Sophie shoved the opposite door open.
“Get in,” she let a flavor of reproof creep into her tone. “Don’t talk that sort of nonsense.”
Thompson hesitated. He was suddenly uncomfortable, conscious of his dusty clothes somewhat the worse for wear, his shoes from which the pristine freshness had long vanished, the day-old stubble on his chin. There was a depressing contrast between his outward condition and that of the smartly dressed girl whose gray eyes were resting curiously on him now.
“Do you make a practice of picking up tramps along the road?” he parried with an effort at lightness. He wanted to refuse outright, yet could not utter the words. “I’m not very presentable.”
“Get in. Don’t be silly,” she said impatiently. “You don’t think I’ve become a snob just because chance has pitchforked me into the ranks of the idle rich, do you?”
Thompson laughed awkwardly. There was real feeling in her tone, as if she had read correctly his hesitation and resented it. After all, why not? It would merely be an incident to Sophie Carr, and it would save him some hot and dusty miles. He got in.
“I’m quite curious to know where you’ve been and what you’ve been doing for the last year,” she said, when the red car was once more rolling toward the city at a sedate pace. “And by the way, where did you learn to change a tire so smartly?”
“My last job,” Thompson told her truthfully, “was washing cars, greasing up, and changing tires in a country garage down in the San Juan.” He paused for a moment. “Before that I was chaperon to a stable full of horses on a Salinas ranch. I’ve tried being a carpenter’s helper, an assistant gardener, understudy to a suburban plumber—and other things too numerous to mention—in the last three months. I think the most satisfactory thing I’ve tackled was the woods up north, last fall.”
“You must have acquired experience, at least, even if none of those things proved an efficient method of making money,” she returned lightly.

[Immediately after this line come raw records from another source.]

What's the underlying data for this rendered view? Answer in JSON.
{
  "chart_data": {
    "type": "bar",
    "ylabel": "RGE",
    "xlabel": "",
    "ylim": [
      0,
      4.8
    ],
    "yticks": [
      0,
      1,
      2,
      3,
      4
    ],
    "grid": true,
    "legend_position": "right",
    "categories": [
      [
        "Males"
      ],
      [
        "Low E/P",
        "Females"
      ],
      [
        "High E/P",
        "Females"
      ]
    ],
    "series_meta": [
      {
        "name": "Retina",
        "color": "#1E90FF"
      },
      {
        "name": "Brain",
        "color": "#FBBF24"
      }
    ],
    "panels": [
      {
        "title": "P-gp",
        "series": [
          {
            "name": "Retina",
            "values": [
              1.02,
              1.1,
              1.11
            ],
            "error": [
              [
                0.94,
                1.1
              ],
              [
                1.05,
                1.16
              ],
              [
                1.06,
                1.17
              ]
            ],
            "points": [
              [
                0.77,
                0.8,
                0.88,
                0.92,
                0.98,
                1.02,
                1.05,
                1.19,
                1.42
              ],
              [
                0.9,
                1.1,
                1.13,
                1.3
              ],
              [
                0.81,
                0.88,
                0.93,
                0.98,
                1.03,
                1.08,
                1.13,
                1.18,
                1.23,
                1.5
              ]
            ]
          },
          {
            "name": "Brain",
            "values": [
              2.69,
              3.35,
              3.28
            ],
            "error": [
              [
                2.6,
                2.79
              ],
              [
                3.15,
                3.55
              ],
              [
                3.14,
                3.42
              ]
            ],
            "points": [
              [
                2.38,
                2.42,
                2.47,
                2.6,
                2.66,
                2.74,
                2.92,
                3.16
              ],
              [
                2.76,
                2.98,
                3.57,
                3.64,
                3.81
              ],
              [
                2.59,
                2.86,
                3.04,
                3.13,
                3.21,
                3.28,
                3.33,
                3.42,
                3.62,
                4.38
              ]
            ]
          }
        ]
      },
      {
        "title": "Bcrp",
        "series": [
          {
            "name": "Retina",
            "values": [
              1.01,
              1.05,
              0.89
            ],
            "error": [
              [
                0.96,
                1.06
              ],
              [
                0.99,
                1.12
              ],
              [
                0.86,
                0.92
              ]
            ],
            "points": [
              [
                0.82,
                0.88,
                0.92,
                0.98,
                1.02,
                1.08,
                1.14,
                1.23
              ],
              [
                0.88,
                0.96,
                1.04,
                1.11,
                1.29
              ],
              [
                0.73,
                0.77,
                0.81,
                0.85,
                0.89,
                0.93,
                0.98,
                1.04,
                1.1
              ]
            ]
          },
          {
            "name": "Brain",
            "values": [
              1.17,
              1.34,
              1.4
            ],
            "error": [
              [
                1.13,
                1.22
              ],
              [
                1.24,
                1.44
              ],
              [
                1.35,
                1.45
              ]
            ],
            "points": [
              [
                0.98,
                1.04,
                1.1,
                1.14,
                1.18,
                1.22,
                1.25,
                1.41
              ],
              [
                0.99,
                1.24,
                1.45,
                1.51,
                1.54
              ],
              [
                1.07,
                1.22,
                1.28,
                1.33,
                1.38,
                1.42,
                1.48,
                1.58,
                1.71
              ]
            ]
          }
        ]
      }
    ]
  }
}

“A man like me,” he remarked, “has first to learn how to make a living before he can set about making money.”
“Making money is relative. Quite often it merely means making a living with an extended horizon,” she observed. “I know a man with a ten-thousand-dollar salary who finds it a living, no more.”
“Poor devil,” he drawled sardonically. “When I get into the ten-thousand-a-year class I rather think it will afford me a few trifles beyond bare subsistence.”
She smiled.
“Have you set that for a mark to shoot at?”
“I haven’t set any limit,” he replied. “I haven’t got my sights adjusted yet.”
“I can scarcely assure myself that you are really you,” she said after a momentary silence. “I can’t seem to disassociate you with Lone Moose and a blundering optimism, a mystical faith that the Lord would make things come out right if you only leaned on Him hard enough. Now your talk is flavored with both egotism and the bitterness of the cynic.”